People certainly aren’t above abusing said medication, either. Sometimes, or hey, maybe often, the bored middle classes take it upon themselves to demand medicines they don’t require, or to abuse medicines they have procured. Last week in the Grauniad, a young woman describing the woes of being a successful ‘Influencer’  related how she went to her long-term psychiatrist (of course she had one) and got given Mirtazapine. This triggered a manic episode, although she hadn’t been diagnosed with anything like bipolar previously; even a palliative relocation to Spain didn’t fix it. Later she says, “I decided to treat myself to a whole antipsychotic to mark my birthday”. Funnily enough, this didn’t go well, because that’s not how you fucking use medication, let alone an antipsychotic. People would never tinker with heart medication the way they do psychiatric medicines, nor would doctors dole out the latter so readily.
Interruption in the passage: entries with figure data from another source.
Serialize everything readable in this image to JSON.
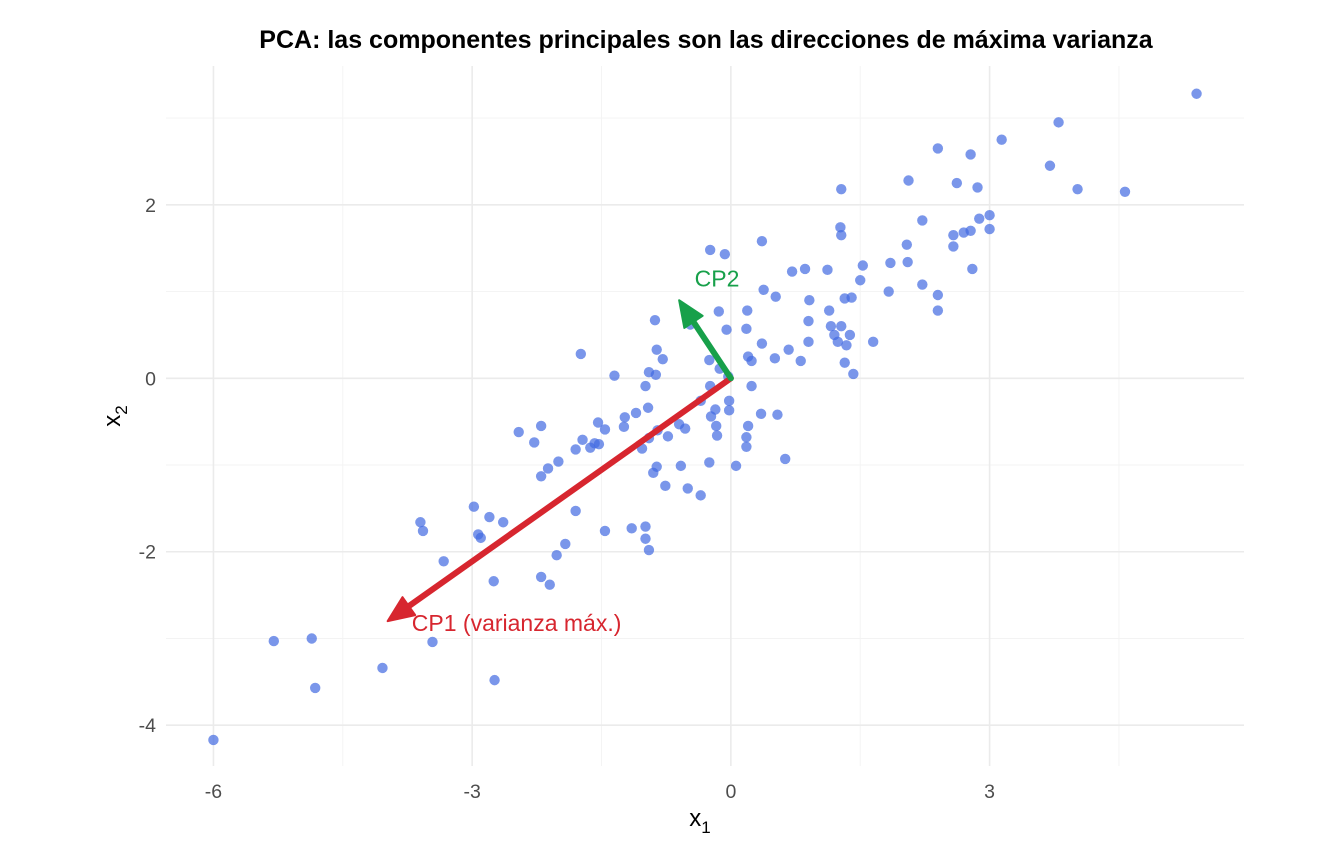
{
  "chart_data": {
    "type": "scatter",
    "title": "PCA: las componentes principales son las direcciones de máxima varianza",
    "xlabel": "x",
    "xlabel_sub": "1",
    "ylabel": "x",
    "ylabel_sub": "2",
    "xlim": [
      -6.55,
      5.95
    ],
    "ylim": [
      -4.47,
      3.6
    ],
    "x_ticks": [
      -6,
      -3,
      0,
      3
    ],
    "x_tick_labels": [
      "-6",
      "-3",
      "0",
      "3"
    ],
    "y_ticks": [
      -4,
      -2,
      0,
      2
    ],
    "y_tick_labels": [
      "-4",
      "-2",
      "0",
      "2"
    ],
    "x_minor_ticks": [
      -4.5,
      -1.5,
      1.5,
      4.5
    ],
    "y_minor_ticks": [
      -3,
      -1,
      1,
      3
    ],
    "grid": true,
    "legend": "none",
    "point_color": "#4169e1",
    "points": [
      [
        5.4,
        3.28
      ],
      [
        3.8,
        2.95
      ],
      [
        3.14,
        2.75
      ],
      [
        2.4,
        2.65
      ],
      [
        2.78,
        2.58
      ],
      [
        3.7,
        2.45
      ],
      [
        2.06,
        2.28
      ],
      [
        2.62,
        2.25
      ],
      [
        2.86,
        2.2
      ],
      [
        4.02,
        2.18
      ],
      [
        4.57,
        2.15
      ],
      [
        1.28,
        2.18
      ],
      [
        3.0,
        1.88
      ],
      [
        2.88,
        1.84
      ],
      [
        2.22,
        1.82
      ],
      [
        1.27,
        1.74
      ],
      [
        3.0,
        1.72
      ],
      [
        2.78,
        1.7
      ],
      [
        2.7,
        1.68
      ],
      [
        2.58,
        1.65
      ],
      [
        1.28,
        1.65
      ],
      [
        0.36,
        1.58
      ],
      [
        -0.24,
        1.48
      ],
      [
        -0.07,
        1.43
      ],
      [
        2.04,
        1.54
      ],
      [
        2.58,
        1.52
      ],
      [
        2.05,
        1.34
      ],
      [
        1.85,
        1.33
      ],
      [
        1.53,
        1.3
      ],
      [
        0.71,
        1.23
      ],
      [
        0.86,
        1.26
      ],
      [
        1.12,
        1.25
      ],
      [
        2.8,
        1.26
      ],
      [
        1.5,
        1.13
      ],
      [
        2.22,
        1.08
      ],
      [
        0.38,
        1.02
      ],
      [
        1.83,
        1.0
      ],
      [
        2.4,
        0.96
      ],
      [
        1.4,
        0.93
      ],
      [
        0.52,
        0.94
      ],
      [
        1.32,
        0.92
      ],
      [
        0.91,
        0.9
      ],
      [
        2.4,
        0.78
      ],
      [
        0.19,
        0.78
      ],
      [
        1.14,
        0.78
      ],
      [
        -0.14,
        0.77
      ],
      [
        0.18,
        0.57
      ],
      [
        -0.88,
        0.67
      ],
      [
        0.9,
        0.66
      ],
      [
        -0.47,
        0.62
      ],
      [
        1.16,
        0.6
      ],
      [
        1.28,
        0.6
      ],
      [
        -0.05,
        0.56
      ],
      [
        1.38,
        0.5
      ],
      [
        1.2,
        0.5
      ],
      [
        1.24,
        0.42
      ],
      [
        1.65,
        0.42
      ],
      [
        0.9,
        0.42
      ],
      [
        1.34,
        0.38
      ],
      [
        0.36,
        0.4
      ],
      [
        -0.86,
        0.33
      ],
      [
        0.67,
        0.33
      ],
      [
        0.2,
        0.25
      ],
      [
        -1.74,
        0.28
      ],
      [
        -0.79,
        0.22
      ],
      [
        0.51,
        0.23
      ],
      [
        -0.25,
        0.21
      ],
      [
        0.24,
        0.2
      ],
      [
        0.81,
        0.2
      ],
      [
        1.32,
        0.18
      ],
      [
        -0.13,
        0.11
      ],
      [
        -0.95,
        0.07
      ],
      [
        1.42,
        0.05
      ],
      [
        -0.87,
        0.04
      ],
      [
        -1.35,
        0.03
      ],
      [
        -0.03,
        0.02
      ],
      [
        -0.24,
        -0.09
      ],
      [
        0.24,
        -0.09
      ],
      [
        -0.99,
        -0.09
      ],
      [
        -0.35,
        -0.26
      ],
      [
        -0.02,
        -0.26
      ],
      [
        -0.96,
        -0.34
      ],
      [
        -0.18,
        -0.36
      ],
      [
        -0.02,
        -0.37
      ],
      [
        -1.1,
        -0.4
      ],
      [
        0.35,
        -0.41
      ],
      [
        0.54,
        -0.42
      ],
      [
        -0.23,
        -0.44
      ],
      [
        -1.23,
        -0.45
      ],
      [
        -1.54,
        -0.51
      ],
      [
        -0.6,
        -0.53
      ],
      [
        -2.2,
        -0.55
      ],
      [
        0.2,
        -0.55
      ],
      [
        -0.17,
        -0.55
      ],
      [
        -1.24,
        -0.56
      ],
      [
        -0.53,
        -0.58
      ],
      [
        -1.46,
        -0.59
      ],
      [
        -0.85,
        -0.6
      ],
      [
        -2.46,
        -0.62
      ],
      [
        -0.73,
        -0.67
      ],
      [
        0.18,
        -0.68
      ],
      [
        -0.16,
        -0.66
      ],
      [
        -0.95,
        -0.69
      ],
      [
        -1.72,
        -0.71
      ],
      [
        -1.58,
        -0.75
      ],
      [
        -2.28,
        -0.74
      ],
      [
        -1.53,
        -0.76
      ],
      [
        0.18,
        -0.79
      ],
      [
        -1.63,
        -0.8
      ],
      [
        -1.03,
        -0.81
      ],
      [
        -1.8,
        -0.82
      ],
      [
        -0.25,
        -0.97
      ],
      [
        0.63,
        -0.93
      ],
      [
        -2.0,
        -0.96
      ],
      [
        -0.58,
        -1.01
      ],
      [
        0.06,
        -1.01
      ],
      [
        -0.86,
        -1.02
      ],
      [
        -2.12,
        -1.04
      ],
      [
        -0.9,
        -1.09
      ],
      [
        -2.2,
        -1.13
      ],
      [
        -0.76,
        -1.24
      ],
      [
        -0.5,
        -1.27
      ],
      [
        -0.35,
        -1.35
      ],
      [
        -2.98,
        -1.48
      ],
      [
        -1.8,
        -1.53
      ],
      [
        -2.8,
        -1.6
      ],
      [
        -3.6,
        -1.66
      ],
      [
        -2.64,
        -1.66
      ],
      [
        -1.15,
        -1.73
      ],
      [
        -0.99,
        -1.71
      ],
      [
        -1.46,
        -1.76
      ],
      [
        -3.57,
        -1.76
      ],
      [
        -2.93,
        -1.8
      ],
      [
        -2.9,
        -1.84
      ],
      [
        -0.99,
        -1.85
      ],
      [
        -1.92,
        -1.91
      ],
      [
        -0.95,
        -1.98
      ],
      [
        -2.02,
        -2.04
      ],
      [
        -3.33,
        -2.11
      ],
      [
        -2.2,
        -2.29
      ],
      [
        -2.75,
        -2.34
      ],
      [
        -2.1,
        -2.38
      ],
      [
        -5.3,
        -3.03
      ],
      [
        -4.86,
        -3.0
      ],
      [
        -3.46,
        -3.04
      ],
      [
        -4.04,
        -3.34
      ],
      [
        -4.82,
        -3.57
      ],
      [
        -2.74,
        -3.48
      ],
      [
        -6.0,
        -4.17
      ]
    ],
    "vectors": [
      {
        "label": "CP1 (varianza máx.)",
        "color": "#d7262f",
        "start": [
          0,
          0
        ],
        "end": [
          -3.98,
          -2.8
        ]
      },
      {
        "label": "CP2",
        "color": "#17a04a",
        "start": [
          0,
          0
        ],
        "end": [
          -0.6,
          0.9
        ]
      }
    ],
    "annotations": [
      {
        "text": "CP2",
        "x": -0.42,
        "y": 1.15,
        "color": "#17a04a"
      },
      {
        "text": "CP1 (varianza máx.)",
        "x": -3.7,
        "y": -2.82,
        "color": "#d7262f"
      }
    ]
  }
}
We have developed a toxic series of norms whereby antidepressants are treated like a panacea in some regards, their issues underestimated, and their misuse and debilitating side-effects often tolerated, because anything’s better than cold, hard reality and at least it’s something. In a stretched health system, they’re often a well-meaning, if not well-thought-out attempt to provide treatment when a person is asking for help. Meanwhile, we’re still informally told that this is the worst crisis in mental health ever recorded, with ever more and more people wrongly convinced, I would argue, that how they feel needs to be treated. Surely there’s an element of contagion in being constantly confronted with these claims for the end of days, with the ‘timebomb’ analogy; surely, some voices are illegitimately drowning out others, or demanding interventions that aren’t suited to them. Our acute emphasis on self, self, self has surely propelled many people into situations that they did not need and which may even have precipitated illness, like our Influencer above. And of course, self-declarations, some dubious, are at an all-time high; when has there ever been a more amenable time? I’ve had people more or less yelling at me, ‘Actually, I have an anxiety disorder,’ because nothing screams anxiety like drawing massive attention to yourself in a public place. People aren’t above using the modern parlance as a goldmine for excuses – though God help you if you’re willing to suggest this – and the punchline for all of this is always ‘more support needed’. Every single BBC misery piece: ‘lack of support is blamed’. But what support, and how? What really works, and how are we measuring it?

I could head off into personal anecdotes about my own experiences here, but this needless, mawkish oversharing is part of what I’ve been criticising in this article. So instead, I’ll say this: the best solutions are practical ones. If a talk can cure you, then your condition isn’t so terrible, and for the vast majority of people, state of mind can and will improve without running straight for the GP or for the paid stranger’s office.

Ultimately, these awareness-raising exercises are so often largely cosmetic, self-perpetuating flummery on social media, which invite people to wallow in a powerful and influential in-group, with ‘DMs open’ and endless threads to keep people just where they are, even if this is largely done with good intentions. In fact, these regular Mental Health Events may do more harm than good; not everyone likes being constantly confronted by mental health, and it’s nonsense to think they do. In a quick-moving age of instant gratification and high levels of self-reflection, mental health debates have become all-pervasive, an ever-broadening church with a nebulous number of diagnoses and treatments with an expansive calendar. In my opinion, the best self-care takes place outside of these places, and with surprisingly little input from them.